The Storm, which hit shelves earlier this year, feels a bit like all and none of Hawkins’s previous efforts. The story follows fiftysomething Gloria “Lo” Bailey, who returns to the Alabama tourist town where she was accused of killing her married lover decades earlier in the hopes of setting the story straight. (Or at least getting the tabloids who insist she really did it off her back.) But is Lo really looking to clear the air or get revenge? The dual timeline story, which shifts between Lo’s return to St. Medard’s Bay and the days leading up to Landon Fitzyroy’s death (as well as the storm that gives the novel its name), weaves a complicated web built of everything from emails and newspaper clippings to an unfinished manuscript.

Dear Debbie by Freida McFadden
Freida McFadden is having something of a moment this year, thanks to the box office success of the film adaptation of her novel The Housemaid. (Other titles you might recognize include, but are not limited to The Dinner Party, The Wife Upstairs, The Intruder, and sequel The Housemaid’s Secret, which is almost certainly going to be headed to a cinema near you in short order.)
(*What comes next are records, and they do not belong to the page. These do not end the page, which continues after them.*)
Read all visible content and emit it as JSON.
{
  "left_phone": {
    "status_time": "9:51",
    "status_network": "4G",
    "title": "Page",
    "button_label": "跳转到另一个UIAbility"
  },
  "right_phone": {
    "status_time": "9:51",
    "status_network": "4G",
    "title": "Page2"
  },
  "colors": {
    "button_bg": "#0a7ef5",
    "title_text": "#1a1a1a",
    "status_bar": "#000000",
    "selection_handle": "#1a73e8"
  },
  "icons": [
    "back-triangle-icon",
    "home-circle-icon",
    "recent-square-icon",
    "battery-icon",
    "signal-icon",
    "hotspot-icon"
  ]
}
Her latest novel, Dear Debbie, is almost certain to delight the raft of new readers she’s acquired in 2026, a gleeful and darkly comedic revenge tale that makes no apologies for its sadistic heart. The story of a frustrated advice columnist who takes matters into her own hands after she loses her job for telling a reader to get a divorce, it’s indulgent, entertaining, and genuinely funny—not to mention has an antiheroine for the ages. Let ‘em know, Debbie.